Eosinophilic bowel disease controlled by the BB rat-derived lymphopenia/Gimap5 gene.
Cousins L., Graham M., Tooze R., Carter C., Miller JR., Powrie FM., Macpherson GG., Butcher GW.
BACKGROUND & AIMS: Many models of autoimmunity are associated with lymphopenia. Most involve a T-helper cell (Th)1-type disease, including the diabetic BioBreeding (BB) rat. To investigate the roles of identified susceptibility loci in disease pathogenesis, we bred PVG-RT1(u), lymphopenia (lyp)/lyp rats, congenic for the iddm1 (RT1(u)) and iddm2 (lyp, Gimap5(-/-)) diabetes susceptibility loci on the PVG background. Surprisingly, these rats developed a spontaneous, progressive, inflammatory bowel disease. To understand the disease pathogenesis, we undertook investigations at the genetic, histologic, and cellular levels. METHODS: Genetically lymphopenic rats and congenic wild-type partners were compared for gross pathologic, histologic, and immunologic parameters, the latter including cytokines and autoantibodies.
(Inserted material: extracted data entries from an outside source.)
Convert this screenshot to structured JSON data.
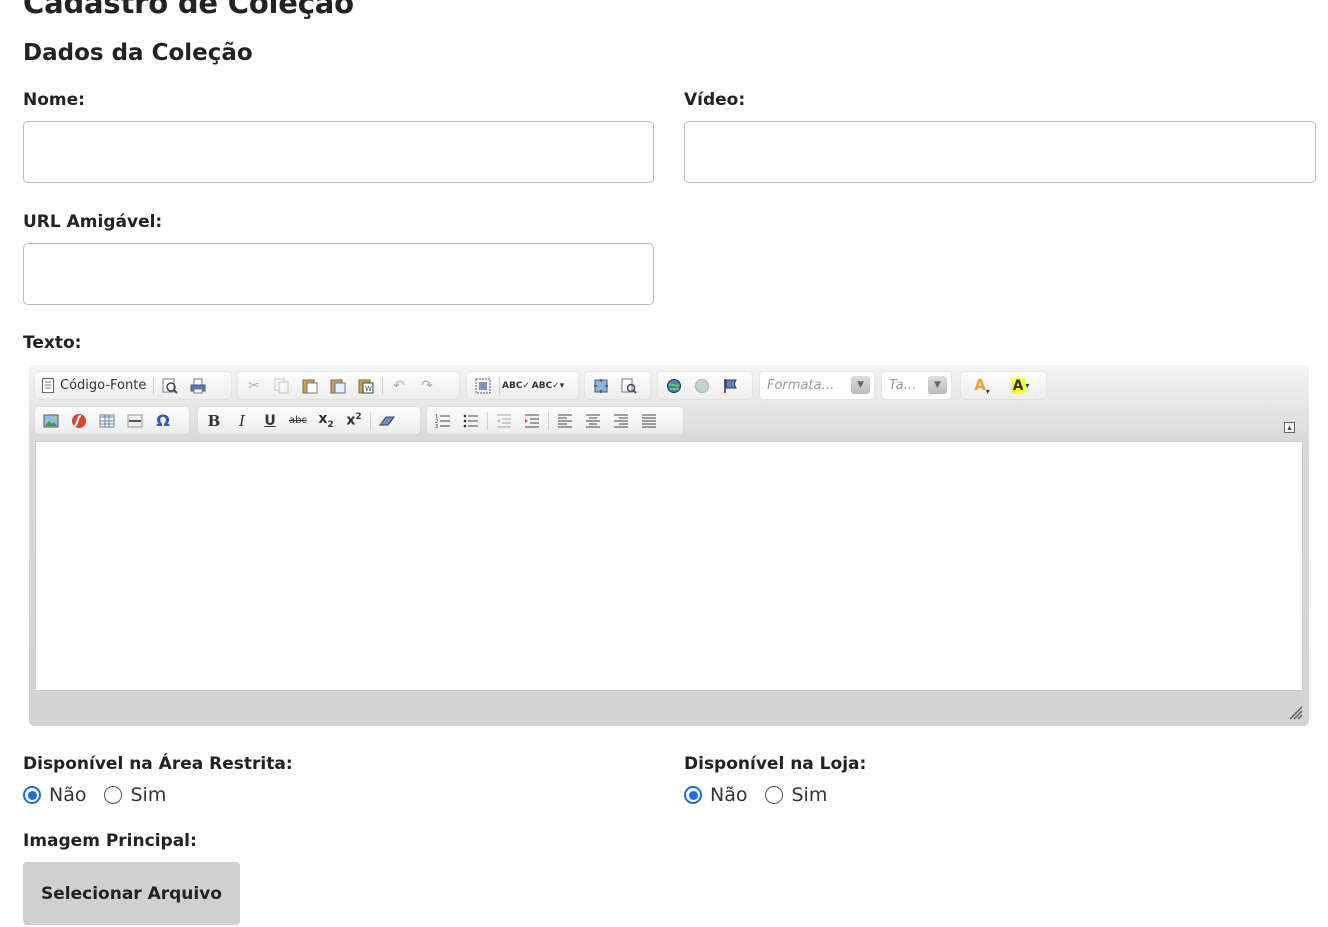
{
  "page": {
    "title": "Cadastro de Coleção",
    "section_title": "Dados da Coleção"
  },
  "form": {
    "nome": {
      "label": "Nome:",
      "value": ""
    },
    "video": {
      "label": "Vídeo:",
      "value": ""
    },
    "url_amigavel": {
      "label": "URL Amigável:",
      "value": ""
    },
    "texto": {
      "label": "Texto:"
    },
    "disponivel_area_restrita": {
      "label": "Disponível na Área Restrita:",
      "options": [
        "Não",
        "Sim"
      ],
      "selected": "Não"
    },
    "disponivel_loja": {
      "label": "Disponível na Loja:",
      "options": [
        "Não",
        "Sim"
      ],
      "selected": "Não"
    },
    "imagem_principal": {
      "label": "Imagem Principal:",
      "button_label": "Selecionar Arquivo"
    }
  },
  "editor": {
    "source_label": "Código-Fonte",
    "format_placeholder": "Formata…",
    "size_placeholder": "Ta…",
    "content": ""
  },
  "colors": {
    "accent": "#1a6fe0",
    "button_bg": "#d0d0d0",
    "border": "#b9b9b9"
  }
}
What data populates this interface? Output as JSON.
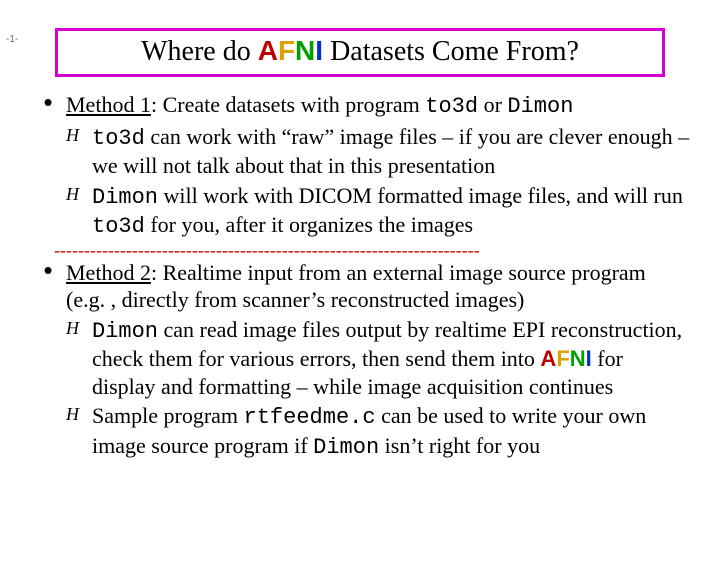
{
  "page_label": "-1-",
  "title": {
    "before": "Where do ",
    "afni_a": "A",
    "afni_f": "F",
    "afni_n": "N",
    "afni_i": "I",
    "after": " Datasets Come From?"
  },
  "m1": {
    "label": "Method 1",
    "rest_a": ": Create datasets with program ",
    "code1": "to3d",
    "rest_b": " or ",
    "code2": "Dimon"
  },
  "m1s1": {
    "code": "to3d",
    "rest": " can work with “raw” image files – if you are clever enough – we will not talk about that in this presentation"
  },
  "m1s2": {
    "code1": "Dimon",
    "mid1": " will work with DICOM formatted image files, and will run ",
    "code2": "to3d",
    "mid2": " for you, after it organizes the images"
  },
  "m2": {
    "label": "Method 2",
    "rest": ": Realtime input from an external image source program (e.g. , directly from scanner’s reconstructed images)"
  },
  "m2s1": {
    "code": "Dimon",
    "mid1": " can read image files output by realtime EPI reconstruction, check them for various errors, then send them into ",
    "afni_a": "A",
    "afni_f": "F",
    "afni_n": "N",
    "afni_i": "I",
    "mid2": " for display and formatting – while image acquisition continues"
  },
  "m2s2": {
    "pre": "Sample program ",
    "code1": "rtfeedme.c",
    "mid": " can be used to write your own image source program if ",
    "code2": "Dimon",
    "post": " isn’t right for you"
  },
  "marks": {
    "dot": "•",
    "hand": "H"
  },
  "separator": "-----------------------------------------------------------------------"
}
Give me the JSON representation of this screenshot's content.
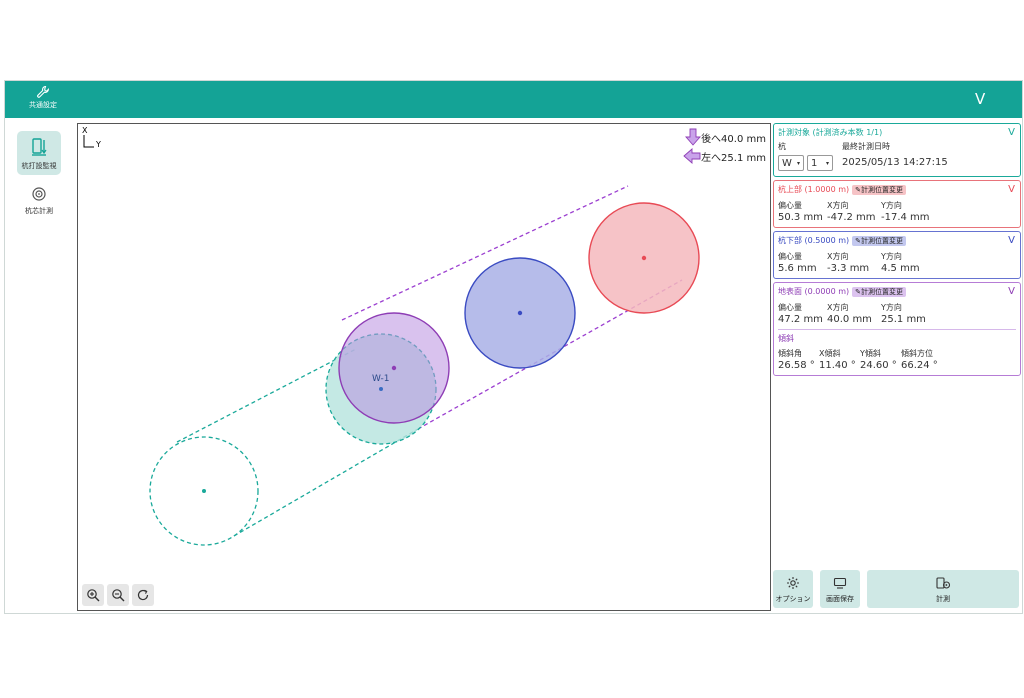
{
  "topbar": {
    "settings_label": "共通設定",
    "menu_chevron": "V"
  },
  "sidebar": {
    "items": [
      {
        "label": "杭打設監視",
        "icon": "pile-monitor-icon",
        "active": true
      },
      {
        "label": "杭芯計測",
        "icon": "target-icon",
        "active": false
      }
    ]
  },
  "canvas": {
    "axis_x": "X",
    "axis_y": "Y",
    "move_back": "後へ40.0 mm",
    "move_left": "左へ25.1 mm",
    "pile_label": "W-1"
  },
  "target": {
    "title": "計測対象 (計測済み本数 1/1)",
    "pile_label": "杭",
    "pile_letter": "W",
    "pile_number": "1",
    "last_label": "最終計測日時",
    "last_value": "2025/05/13 14:27:15",
    "chevron": "V"
  },
  "top_section": {
    "title": "杭上部 (1.0000 m)",
    "chip": "計測位置変更",
    "h_ecc": "偏心量",
    "h_x": "X方向",
    "h_y": "Y方向",
    "ecc": "50.3 mm",
    "x": "-47.2 mm",
    "y": "-17.4 mm",
    "chevron": "V",
    "color": "#e8737a"
  },
  "bottom_section": {
    "title": "杭下部 (0.5000 m)",
    "chip": "計測位置変更",
    "h_ecc": "偏心量",
    "h_x": "X方向",
    "h_y": "Y方向",
    "ecc": "5.6 mm",
    "x": "-3.3 mm",
    "y": "4.5 mm",
    "chevron": "V",
    "color": "#6673d1"
  },
  "ground_section": {
    "title": "地表面 (0.0000 m)",
    "chip": "計測位置変更",
    "h_ecc": "偏心量",
    "h_x": "X方向",
    "h_y": "Y方向",
    "ecc": "47.2 mm",
    "x": "40.0 mm",
    "y": "25.1 mm",
    "incl_title": "傾斜",
    "h_angle": "傾斜角",
    "h_xi": "X傾斜",
    "h_yi": "Y傾斜",
    "h_dir": "傾斜方位",
    "angle": "26.58 °",
    "xi": "11.40 °",
    "yi": "24.60 °",
    "dir": "66.24 °",
    "chevron": "V",
    "color": "#b67cd6"
  },
  "actions": {
    "option": "オプション",
    "save": "画面保存",
    "measure": "計測"
  },
  "colors": {
    "brand": "#14a396",
    "target": "#1aa99a",
    "top": "#e84a55",
    "bottom": "#3a4bc2",
    "ground": "#8e3db5"
  }
}
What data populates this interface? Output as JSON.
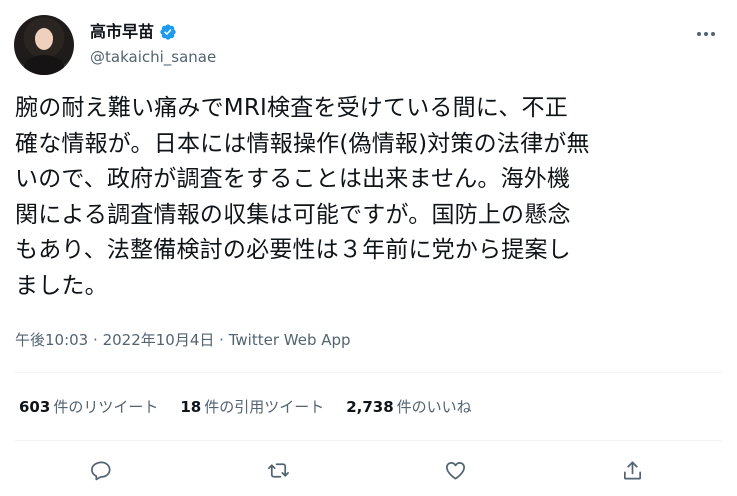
{
  "author": {
    "display_name": "高市早苗",
    "handle": "@takaichi_sanae",
    "verified": true
  },
  "tweet": {
    "text": "腕の耐え難い痛みでMRI検査を受けている間に、不正\n確な情報が。日本には情報操作(偽情報)対策の法律が無\nいので、政府が調査をすることは出来ません。海外機\n関による調査情報の収集は可能ですが。国防上の懸念\nもあり、法整備検討の必要性は３年前に党から提案し\nました。",
    "time": "午後10:03",
    "date": "2022年10月4日",
    "separator": "·",
    "source": "Twitter Web App"
  },
  "stats": {
    "retweets_count": "603",
    "retweets_label": "件のリツイート",
    "quotes_count": "18",
    "quotes_label": "件の引用ツイート",
    "likes_count": "2,738",
    "likes_label": "件のいいね"
  },
  "icons": {
    "reply": "reply-icon",
    "retweet": "retweet-icon",
    "like": "heart-icon",
    "share": "share-icon",
    "more": "more-icon",
    "verified": "verified-badge-icon"
  },
  "colors": {
    "text": "#0f1419",
    "secondary": "#536471",
    "verified": "#1d9bf0",
    "divider": "#eff3f4"
  }
}
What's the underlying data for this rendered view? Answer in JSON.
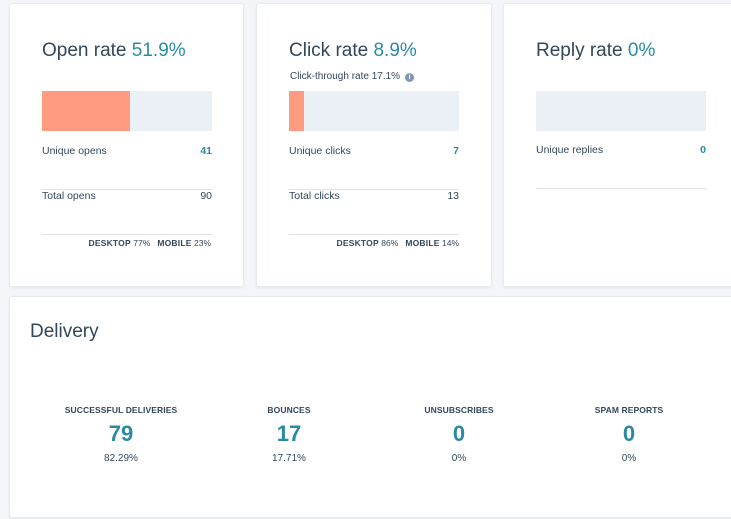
{
  "colors": {
    "accent": "#2b8aa3",
    "bar_fill": "#ff9b80",
    "bar_track": "#eaf0f6",
    "text": "#33475b"
  },
  "open_card": {
    "title": "Open rate",
    "rate": "51.9%",
    "bar_fraction": 0.519,
    "rows": [
      {
        "label": "Unique opens",
        "value": "41"
      },
      {
        "label": "Total opens",
        "value": "90"
      }
    ],
    "desktop_label": "DESKTOP",
    "desktop_value": "77%",
    "mobile_label": "MOBILE",
    "mobile_value": "23%"
  },
  "click_card": {
    "title": "Click rate",
    "rate": "8.9%",
    "subline": "Click-through rate 17.1%",
    "info_icon": "i",
    "bar_fraction": 0.089,
    "rows": [
      {
        "label": "Unique clicks",
        "value": "7"
      },
      {
        "label": "Total clicks",
        "value": "13"
      }
    ],
    "desktop_label": "DESKTOP",
    "desktop_value": "86%",
    "mobile_label": "MOBILE",
    "mobile_value": "14%"
  },
  "reply_card": {
    "title": "Reply rate",
    "rate": "0%",
    "bar_fraction": 0,
    "rows": [
      {
        "label": "Unique replies",
        "value": "0"
      }
    ]
  },
  "delivery": {
    "title": "Delivery",
    "stats": [
      {
        "label": "SUCCESSFUL DELIVERIES",
        "value": "79",
        "pct": "82.29%"
      },
      {
        "label": "BOUNCES",
        "value": "17",
        "pct": "17.71%"
      },
      {
        "label": "UNSUBSCRIBES",
        "value": "0",
        "pct": "0%"
      },
      {
        "label": "SPAM REPORTS",
        "value": "0",
        "pct": "0%"
      }
    ]
  }
}
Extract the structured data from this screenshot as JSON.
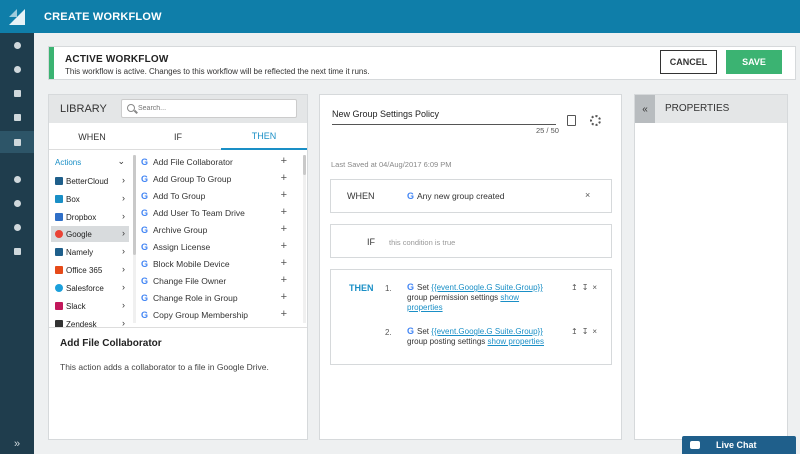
{
  "header": {
    "title": "CREATE WORKFLOW"
  },
  "nav_rail": {
    "icons": [
      "logo-icon",
      "lightbulb-icon",
      "bell-icon",
      "users-icon",
      "layers-icon",
      "workflow-icon",
      "refresh-icon",
      "user-settings-icon",
      "integrations-icon",
      "chat-icon"
    ],
    "expand": "»"
  },
  "banner": {
    "title": "ACTIVE WORKFLOW",
    "description": "This workflow is active. Changes to this workflow will be reflected the next time it runs.",
    "accent_color": "#3bb372"
  },
  "actions": {
    "cancel": "CANCEL",
    "save": "SAVE"
  },
  "library": {
    "title": "LIBRARY",
    "search_placeholder": "Search...",
    "tabs": [
      "WHEN",
      "IF",
      "THEN"
    ],
    "active_tab": "THEN",
    "categories_header": "Actions",
    "categories": [
      "BetterCloud",
      "Box",
      "Dropbox",
      "Google",
      "Namely",
      "Office 365",
      "Salesforce",
      "Slack",
      "Zendesk"
    ],
    "selected_category": "Google",
    "action_items": [
      "Add File Collaborator",
      "Add Group To Group",
      "Add To Group",
      "Add User To Team Drive",
      "Archive Group",
      "Assign License",
      "Block Mobile Device",
      "Change File Owner",
      "Change Role in Group",
      "Copy Group Membership"
    ],
    "detail_title": "Add File Collaborator",
    "detail_description": "This action adds a collaborator to a file in Google Drive."
  },
  "workflow": {
    "name": "New Group Settings Policy",
    "char_count": "25 / 50",
    "last_saved": "Last Saved at 04/Aug/2017 6:09 PM",
    "when_label": "WHEN",
    "when_trigger": "Any new group created",
    "if_label": "IF",
    "if_condition": "this condition is true",
    "then_label": "THEN",
    "steps": [
      {
        "num": "1.",
        "prefix": "Set",
        "link": "{{event.Google.G Suite.Group}}",
        "suffix": "group permission settings",
        "show": "show properties"
      },
      {
        "num": "2.",
        "prefix": "Set",
        "link": "{{event.Google.G Suite.Group}}",
        "suffix": "group posting settings",
        "show": "show properties"
      }
    ]
  },
  "properties": {
    "title": "PROPERTIES",
    "collapse": "«"
  },
  "live_chat": {
    "label": "Live Chat"
  },
  "colors": {
    "brand": "#0f7ea9",
    "nav": "#1f3d4d",
    "link": "#1a8fc6",
    "save": "#3bb372"
  }
}
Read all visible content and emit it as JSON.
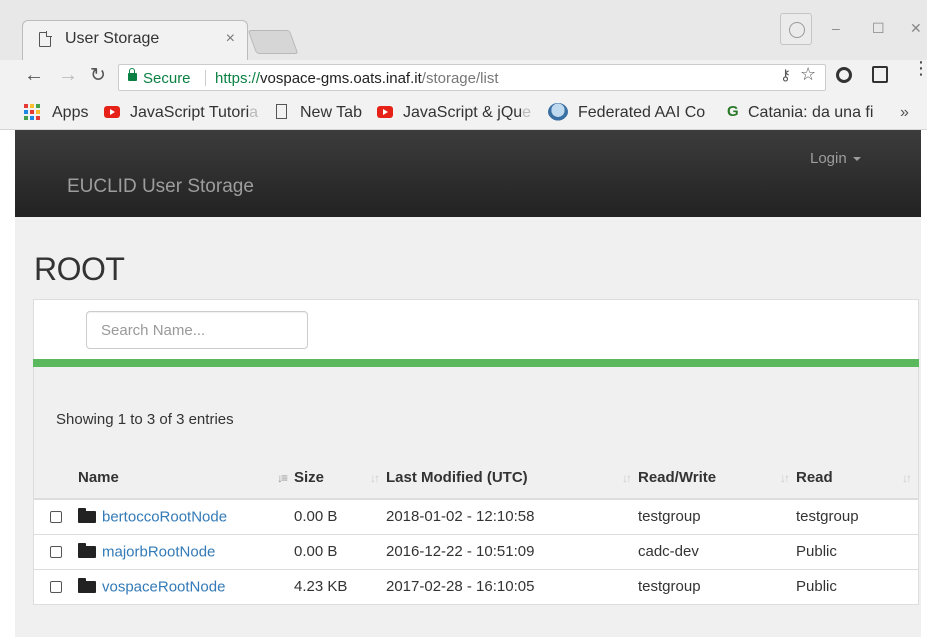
{
  "browser": {
    "tab_title": "User Storage",
    "tab_close": "×",
    "address": {
      "secure_label": "Secure",
      "url_scheme": "https://",
      "url_host": "vospace-gms.oats.inaf.it",
      "url_path": "/storage/list"
    },
    "bookmarks": [
      {
        "label": "Apps",
        "fade": ""
      },
      {
        "label": "JavaScript Tutori",
        "fade": "a"
      },
      {
        "label": "New Tab",
        "fade": ""
      },
      {
        "label": "JavaScript & jQu",
        "fade": "e"
      },
      {
        "label": "Federated AAI Co",
        "fade": ""
      },
      {
        "label": "Catania: da una fi",
        "fade": ""
      }
    ],
    "overflow": "»"
  },
  "navbar": {
    "brand": "EUCLID User Storage",
    "login": "Login"
  },
  "page": {
    "title": "ROOT",
    "search_placeholder": "Search Name...",
    "showing": "Showing 1 to 3 of 3 entries"
  },
  "table": {
    "columns": [
      "Name",
      "Size",
      "Last Modified (UTC)",
      "Read/Write",
      "Read"
    ],
    "rows": [
      {
        "name": "bertoccoRootNode",
        "size": "0.00 B",
        "modified": "2018-01-02 - 12:10:58",
        "read_write": "testgroup",
        "read": "testgroup"
      },
      {
        "name": "majorbRootNode",
        "size": "0.00 B",
        "modified": "2016-12-22 - 10:51:09",
        "read_write": "cadc-dev",
        "read": "Public"
      },
      {
        "name": "vospaceRootNode",
        "size": "4.23 KB",
        "modified": "2017-02-28 - 16:10:05",
        "read_write": "testgroup",
        "read": "Public"
      }
    ]
  },
  "colors": {
    "accent": "#337ab7",
    "progress": "#5cb85c",
    "secure": "#0b8043"
  }
}
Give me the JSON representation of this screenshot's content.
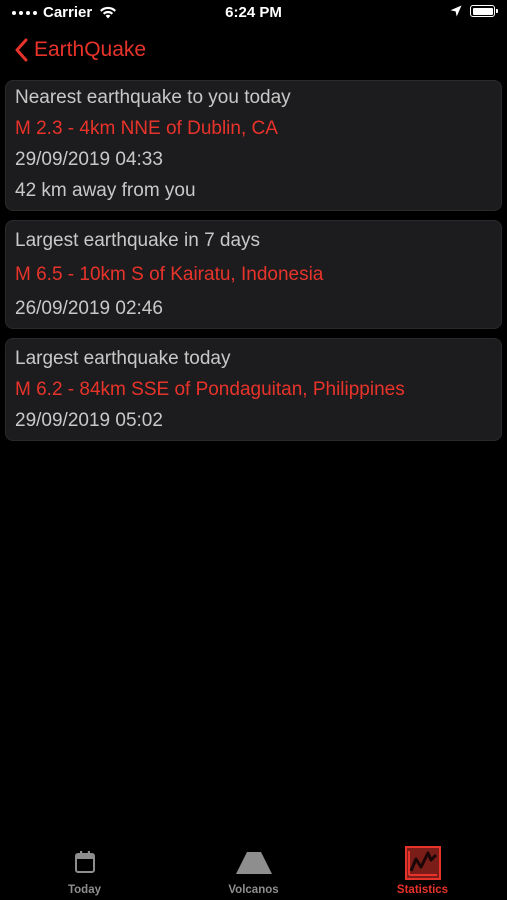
{
  "status_bar": {
    "carrier": "Carrier",
    "time": "6:24 PM"
  },
  "nav": {
    "back_label": "EarthQuake"
  },
  "cards": [
    {
      "title": "Nearest earthquake to you today",
      "quake": "M 2.3 - 4km NNE of Dublin, CA",
      "datetime": "29/09/2019 04:33",
      "distance": "42 km away from you"
    },
    {
      "title": "Largest earthquake in 7 days",
      "quake": "M 6.5 - 10km S of Kairatu, Indonesia",
      "datetime": "26/09/2019 02:46"
    },
    {
      "title": "Largest earthquake  today",
      "quake": "M 6.2 - 84km SSE of Pondaguitan, Philippines",
      "datetime": "29/09/2019 05:02"
    }
  ],
  "tabs": [
    {
      "label": "Today",
      "icon": "calendar-icon",
      "active": false
    },
    {
      "label": "Volcanos",
      "icon": "volcano-icon",
      "active": false
    },
    {
      "label": "Statistics",
      "icon": "chart-icon",
      "active": true
    }
  ],
  "colors": {
    "accent": "#e8332a",
    "background": "#000000",
    "card": "#1c1c1e",
    "secondary_text": "#c8c8c8",
    "inactive_tab": "#8e8e8e"
  }
}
RESULTS: Genetic analysis demonstrated that homozygosity at the lyp locus was required for disease. All rats developed disease, and the median age at humane killing was approximately 36 weeks. This panintestinal disease showed a conspicuous eosinophilic infiltrate in the submucosa and muscle layers, but the villi were unaffected. Diseased rats showed splenomegaly and massive enlargement of the mesenteric lymph nodes. This pathology resembles human eosinophilic gastroenteritis, and several further features indicate a Th2 basis. The rats developed high serum IgE and made IgG autoantibodies that detected a nonleukocytic cell present in the intestinal wall of all rats (including germ free). CONCLUSIONS: The T-lymphopenic state associated with GIMAP5 deficiency renders rats generally susceptible to T-cell-mediated autoimmunity, but the immunoregulatory bias (Th1/Th2) of any disease depends on other genetic (or environmental) factors. In the present model, we suggest that defective peripheral tolerance to an intestine-specific autoantigen leads to uncontrolled inflammation of the intestinal wall.